Animal Collective - Live In Manchester
[Manchester Academy 3]

Animal Collective translates better into a live performance than I could ever have hoped for.

A collection of tracks from the much loved Sung Tongs and 2005's Feels are regurgitated with a new slant, often a static soundclash of noise and foreign samples, where method is exchanged for madness, a sort of letting loose of any structure the track once possessed.

Somewhere underneath all the anarchy, fragments of formula, of a methodology, can be detected, as the sound manages to be tight and together but remains unpredictable and volatile.

Animal collective possess an unclassifiable and distinctive sound, which is certainly a rather sweeping statement to be making. They never fail to sound like the shredded remains of a tape reel containing a perfect 60's pop song that's been sellotaped back together and played at full volume with the levels all wrong.

Grass, perhaps the best example of this, goes down a treat with the crowd, the live version corrupted with chronic distortions and copious layers of electronic noise, raising its ugly-beautiful head from the depths of Geologists's erratic twiddling and Panda Bears' primordial drumming.

Support is provided by Kria Brekken, formerly known as the Doctress.
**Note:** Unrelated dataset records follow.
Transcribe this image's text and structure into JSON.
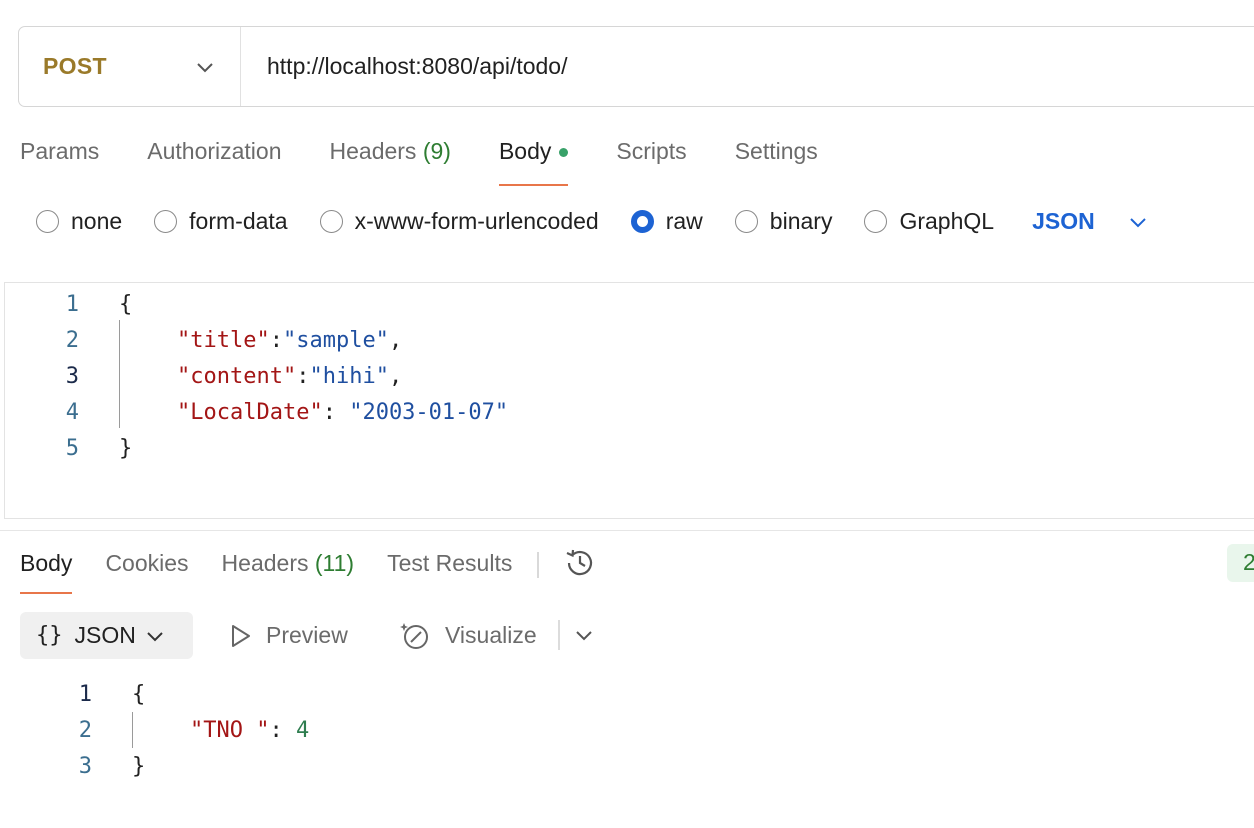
{
  "request": {
    "method": "POST",
    "url": "http://localhost:8080/api/todo/",
    "tabs": [
      {
        "label": "Params",
        "count": ""
      },
      {
        "label": "Authorization",
        "count": ""
      },
      {
        "label": "Headers",
        "count": "(9)"
      },
      {
        "label": "Body",
        "count": ""
      },
      {
        "label": "Scripts",
        "count": ""
      },
      {
        "label": "Settings",
        "count": ""
      }
    ],
    "body_types": [
      "none",
      "form-data",
      "x-www-form-urlencoded",
      "raw",
      "binary",
      "GraphQL"
    ],
    "selected_body_type": "raw",
    "raw_format": "JSON",
    "line_numbers": [
      "1",
      "2",
      "3",
      "4",
      "5"
    ],
    "code": {
      "open": "{",
      "l2_key": "\"title\"",
      "l2_colon": ":",
      "l2_val": "\"sample\"",
      "l2_end": ",",
      "l3_key": "\"content\"",
      "l3_colon": ":",
      "l3_val": "\"hihi\"",
      "l3_end": ",",
      "l4_key": "\"LocalDate\"",
      "l4_colon": ": ",
      "l4_val": "\"2003-01-07\"",
      "close": "}"
    }
  },
  "response": {
    "tabs": [
      {
        "label": "Body",
        "count": ""
      },
      {
        "label": "Cookies",
        "count": ""
      },
      {
        "label": "Headers",
        "count": "(11)"
      },
      {
        "label": "Test Results",
        "count": ""
      }
    ],
    "status_partial": "2",
    "format": {
      "braces": "{}",
      "label": "JSON"
    },
    "preview_label": "Preview",
    "visualize_label": "Visualize",
    "line_numbers": [
      "1",
      "2",
      "3"
    ],
    "code": {
      "open": "{",
      "l2_key": "\"TNO \"",
      "l2_colon": ": ",
      "l2_val": "4",
      "close": "}"
    }
  },
  "colors": {
    "method": "#9a7a2a",
    "accent_tab": "#e8764a",
    "radio_selected": "#1d63d3",
    "json_key": "#a31515",
    "json_string": "#1f4fa0",
    "json_number": "#2e7d4f",
    "count_green": "#2e7d32"
  },
  "icons": {
    "method_dropdown": "chevron-down-icon",
    "history": "history-icon",
    "preview": "play-icon",
    "visualize": "visualize-icon"
  }
}
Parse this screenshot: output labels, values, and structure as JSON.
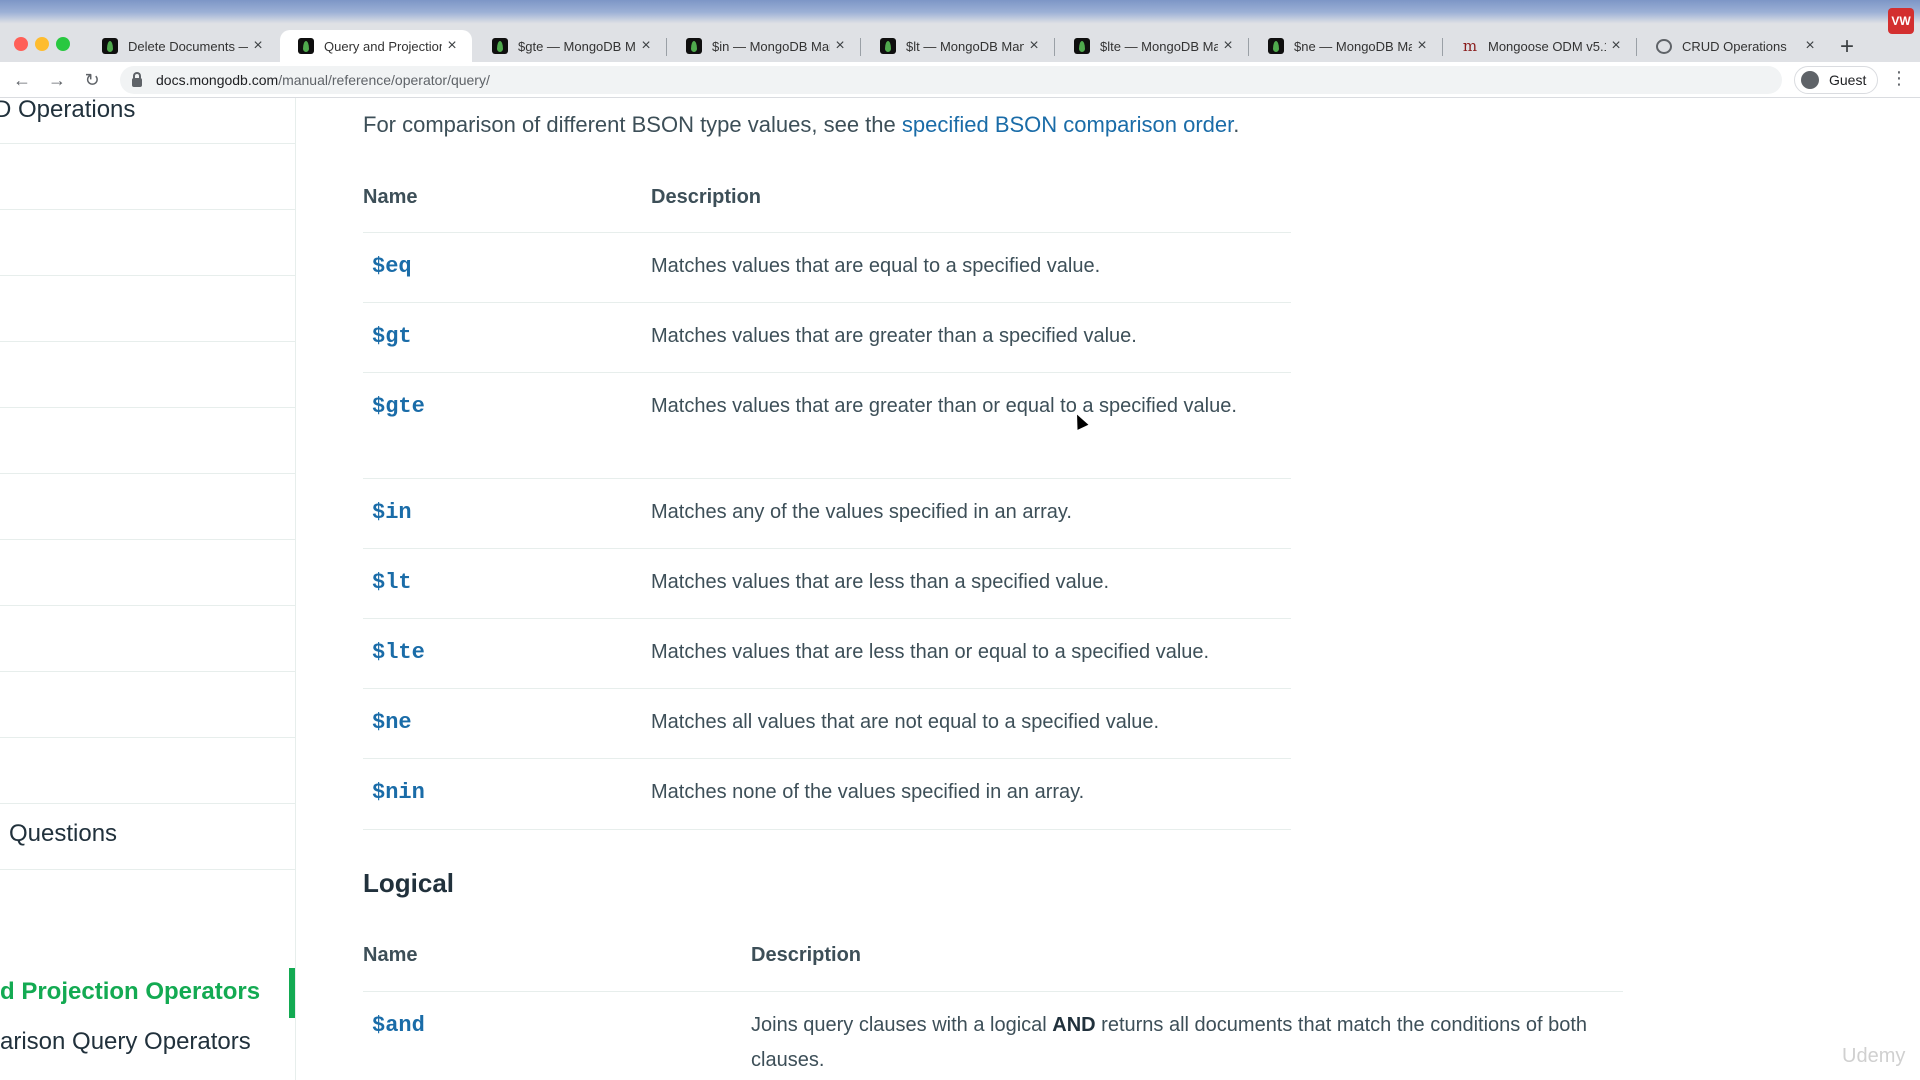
{
  "browser": {
    "tabs": [
      {
        "title": "Delete Documents —",
        "favicon": "mongodb-leaf-icon",
        "active": false
      },
      {
        "title": "Query and Projection",
        "favicon": "mongodb-leaf-icon",
        "active": true
      },
      {
        "title": "$gte — MongoDB M",
        "favicon": "mongodb-leaf-icon",
        "active": false
      },
      {
        "title": "$in — MongoDB Mar",
        "favicon": "mongodb-leaf-icon",
        "active": false
      },
      {
        "title": "$lt — MongoDB Man",
        "favicon": "mongodb-leaf-icon",
        "active": false
      },
      {
        "title": "$lte — MongoDB Ma",
        "favicon": "mongodb-leaf-icon",
        "active": false
      },
      {
        "title": "$ne — MongoDB Ma",
        "favicon": "mongodb-leaf-icon",
        "active": false
      },
      {
        "title": "Mongoose ODM v5.1",
        "favicon": "mongoose-icon",
        "active": false
      },
      {
        "title": "CRUD Operations",
        "favicon": "globe-icon",
        "active": false
      }
    ],
    "new_tab": "+",
    "extension_label": "VW",
    "url_host": "docs.mongodb.com",
    "url_path": "/manual/reference/operator/query/",
    "profile_label": "Guest"
  },
  "sidebar": {
    "items": [
      {
        "label": "D Operations"
      },
      {
        "label": ""
      },
      {
        "label": ""
      },
      {
        "label": ""
      },
      {
        "label": ""
      },
      {
        "label": ""
      },
      {
        "label": ""
      },
      {
        "label": ""
      },
      {
        "label": ""
      },
      {
        "label": ""
      },
      {
        "label": ""
      },
      {
        "label": "Questions"
      },
      {
        "label": ""
      },
      {
        "label": "d Projection Operators",
        "active": true
      },
      {
        "label": "arison Query Operators"
      }
    ]
  },
  "main": {
    "intro": {
      "text": "For comparison of different BSON type values, see the ",
      "link": "specified BSON comparison order",
      "after": "."
    },
    "comparison_table": {
      "headers": [
        "Name",
        "Description"
      ],
      "rows": [
        {
          "name": "$eq",
          "desc": "Matches values that are equal to a specified value."
        },
        {
          "name": "$gt",
          "desc": "Matches values that are greater than a specified value."
        },
        {
          "name": "$gte",
          "desc": "Matches values that are greater than or equal to a specified value."
        },
        {
          "name": "$in",
          "desc": "Matches any of the values specified in an array."
        },
        {
          "name": "$lt",
          "desc": "Matches values that are less than a specified value."
        },
        {
          "name": "$lte",
          "desc": "Matches values that are less than or equal to a specified value."
        },
        {
          "name": "$ne",
          "desc": "Matches all values that are not equal to a specified value."
        },
        {
          "name": "$nin",
          "desc": "Matches none of the values specified in an array."
        }
      ]
    },
    "logical_heading": "Logical",
    "logical_table": {
      "headers": [
        "Name",
        "Description"
      ],
      "rows": [
        {
          "name": "$and",
          "desc_before": "Joins query clauses with a logical ",
          "desc_bold": "AND",
          "desc_after": " returns all documents that match the conditions of both clauses."
        }
      ]
    }
  },
  "watermark": "Udemy",
  "colors": {
    "link": "#1a6ca8",
    "active_green": "#13aa52",
    "text": "#3d4f58"
  }
}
She is a doughy eyed, baby voiced new folk purveyor of impossibly fragile tracks, where she potters around on a small collection of acoustic instruments accompanied by vocals that sound like the squeaky one from CocoRosie and Joanna Newsom. All is very pleasant but she complains a little too much about the people talking at the bar.

An encore of We Tigers is the perfect finale, erupting in a flurry of screeches and feedback, making infinitely creative use of vocals that are used more like an instrument to experiment with than anything else.

Red lights flood the stage and the crowd is transported into the magical world of Animal Collective for a few brief minutes, in the midst of coiled snake-like melodies and raw prehistoric beats, with debasing static contortions, before reluctantly having to reconnect with reality all too quickly.